![dans](images/dans.png)
![tf](images/tf-small.png)

---
Start with [convert](convert.ipynb)

---

# Getting data from online repos

We show the various ways by which you can get data that is out there on github to your computer.

The work horse is the function `checkoutRepo()` in `tf.applib.repo`.

Text-Fabric uses this function for all operations where data flows from GitHub to your computer.

There are quite some options, and here we explain all the `checkout` options, i.e. the selection of 
data from the history.

See also the [documentation](https://annotation.github.io/text-fabric/Api/Repo/).

In [1]:
%load_ext autoreload
%autoreload 2

# Leading example

We use markdown display from IPython purely for presentation. 
It is not needed to run `checkoutRepo()`.

In [2]:
from IPython.display import display, Markdown

In [3]:
from tf.applib.repo import checkoutRepo

We work with our tiny example TF app: `banks`.

In [4]:
ORG = 'annotation'
REPO = 'tutorials'
MAIN = 'text-fabric/examples/banks/tf'
MOD = 'text-fabric/examples/bankssim/tf'

`MAIN`points to the main data, `MOD` points to a module of data: the similarity feature.

# Presenting the results

The function `do()` just formats the results of a `checkoutRepo()` run.
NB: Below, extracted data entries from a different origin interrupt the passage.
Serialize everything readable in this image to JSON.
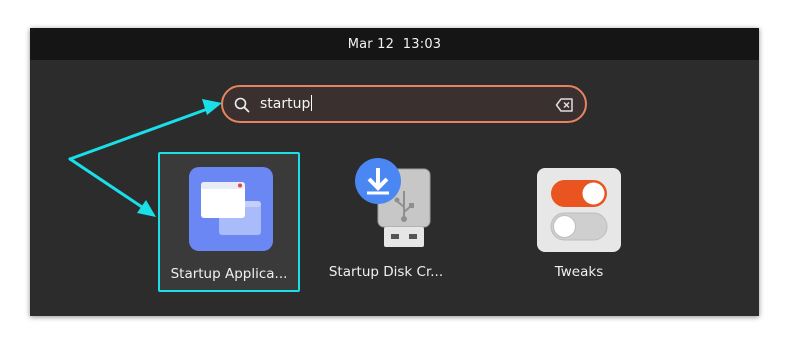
{
  "topbar": {
    "date": "Mar 12",
    "time": "13:03"
  },
  "search": {
    "value": "startup"
  },
  "results": [
    {
      "label": "Startup Applica...",
      "icon": "startup-applications-icon"
    },
    {
      "label": "Startup Disk Cr...",
      "icon": "startup-disk-creator-icon"
    },
    {
      "label": "Tweaks",
      "icon": "tweaks-icon"
    }
  ],
  "colors": {
    "search_border": "#e7845f",
    "highlight": "#19e0e8",
    "startup_app_icon": "#6a87f4",
    "download_badge": "#4b87f3",
    "toggle_on": "#e95420"
  }
}
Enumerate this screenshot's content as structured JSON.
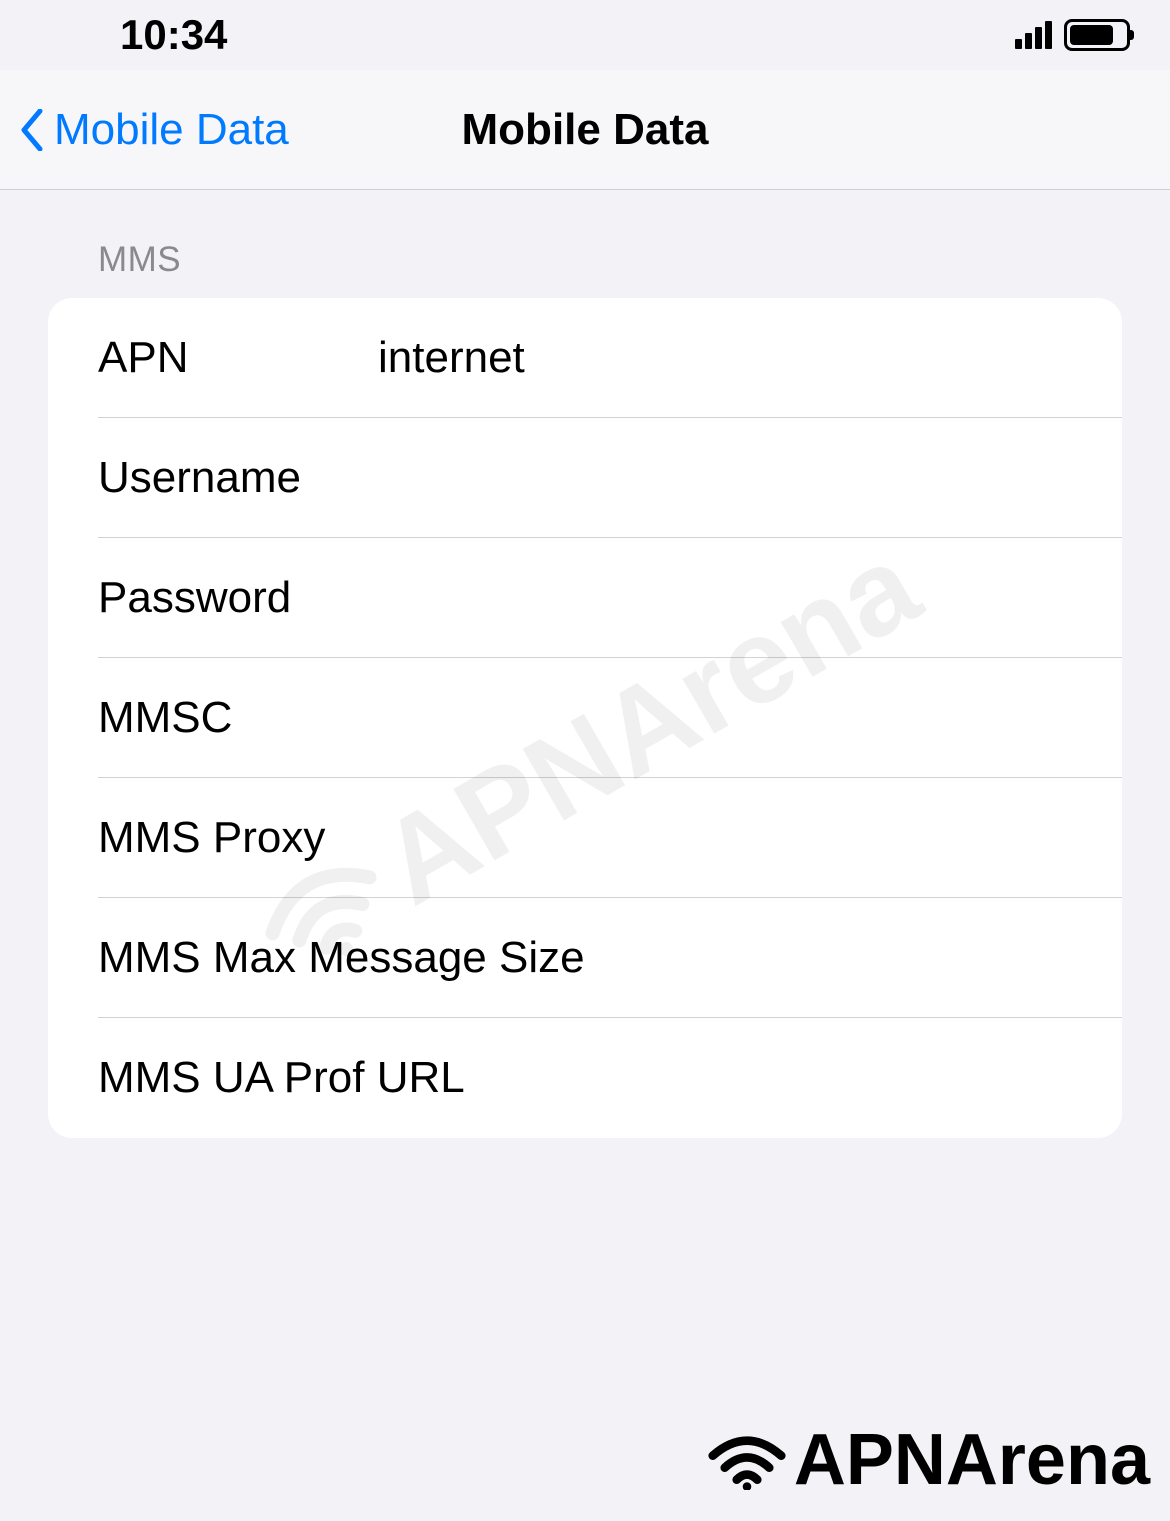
{
  "status_bar": {
    "time": "10:34"
  },
  "nav": {
    "back_label": "Mobile Data",
    "title": "Mobile Data"
  },
  "section": {
    "header": "MMS"
  },
  "fields": {
    "apn_label": "APN",
    "apn_value": "internet",
    "username_label": "Username",
    "username_value": "",
    "password_label": "Password",
    "password_value": "",
    "mmsc_label": "MMSC",
    "mmsc_value": "",
    "mms_proxy_label": "MMS Proxy",
    "mms_proxy_value": "",
    "mms_max_label": "MMS Max Message Size",
    "mms_max_value": "",
    "mms_ua_label": "MMS UA Prof URL",
    "mms_ua_value": ""
  },
  "watermark": {
    "text": "APNArena"
  }
}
The result of such a run, after the progress messages, is a tuple.
For the explanation of the tuple, read the [docs](https://annotation.github.io/text-fabric/Api/Repo/).

In [5]:
def do(task):
  result = task
  md = f'''
commit | release | local | base | subdir
--- | --- | --- | --- | ---
`{task[0]}` | `{task[1]}` | `{task[2]}` | `{task[3]}` | `{task[4]}`
'''
  display(Markdown(md))

# All the checkout options

We discuss the meaning and effects of the values you can pass to the `checkout` option.

## `clone`

Look whether the appropriate folder exists under your `~/github` directory.
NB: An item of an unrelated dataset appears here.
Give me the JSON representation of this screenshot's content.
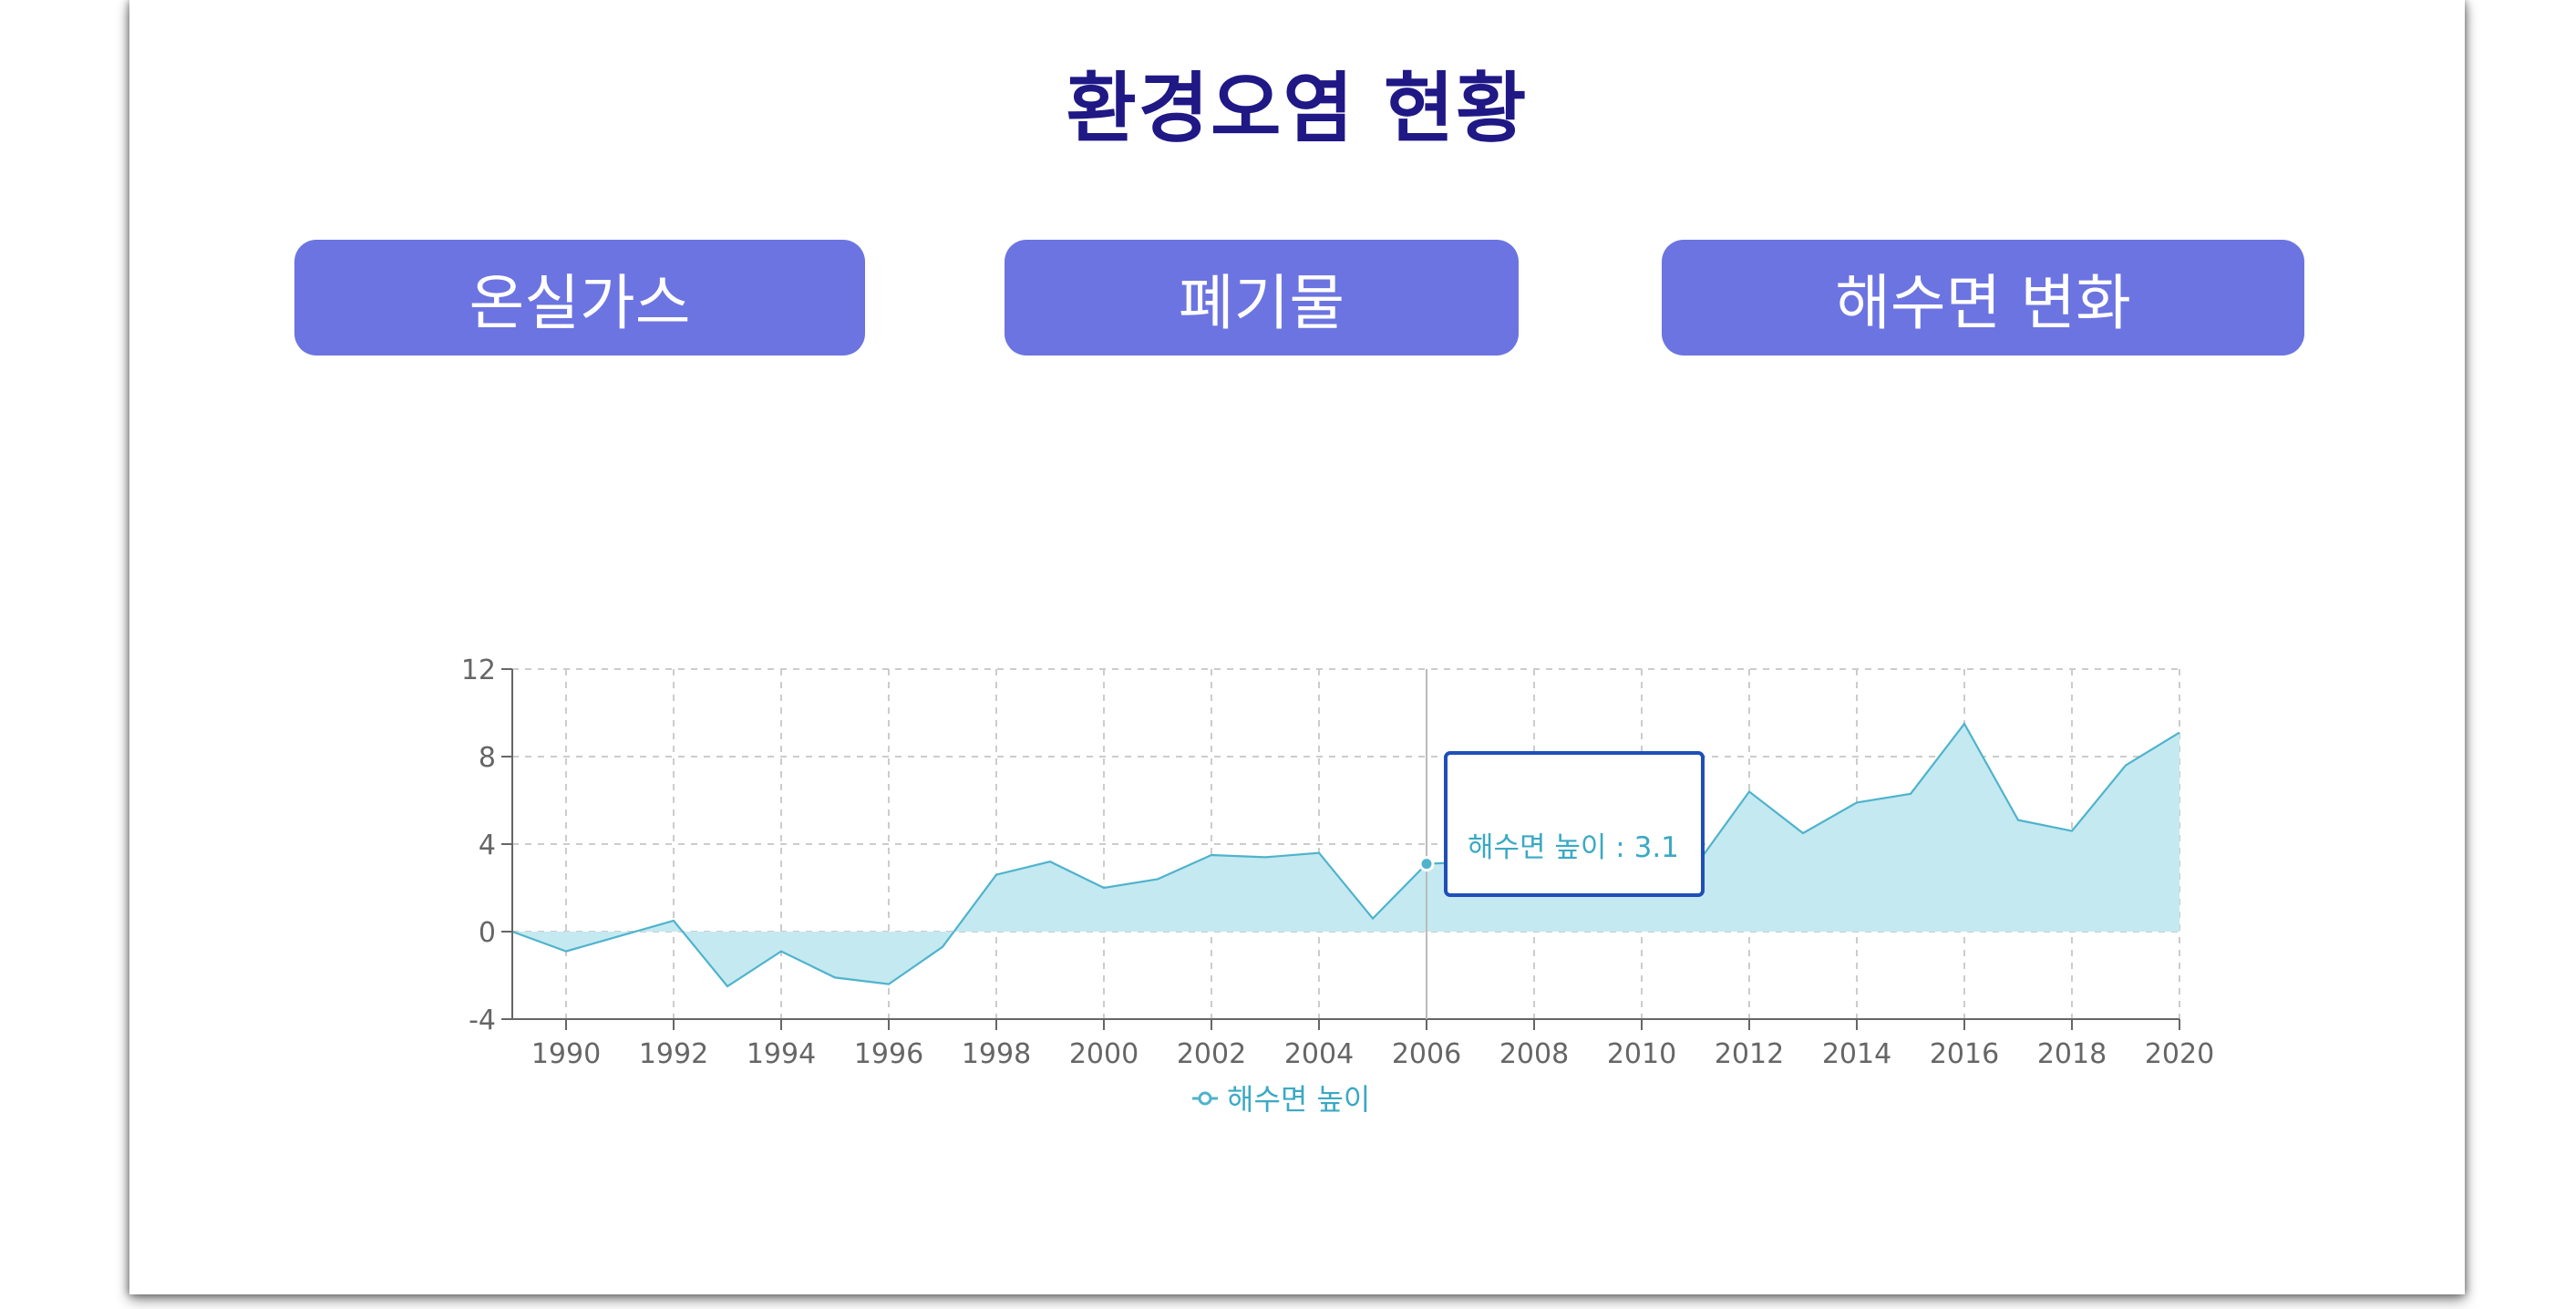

This is merely a check whether your data exists in the expected location.

No online checks take place.

No data is moved or copied.

**NB**: you cannot select releases and commits in your *local* GitHub clone.
The data will be used as it is found on your file system.

**When to use**

If you are developing new feature data.

When you develop your data in a repository, your development is private as long as you
do not push to GitHub.

You can test your data, even without locally committing your data.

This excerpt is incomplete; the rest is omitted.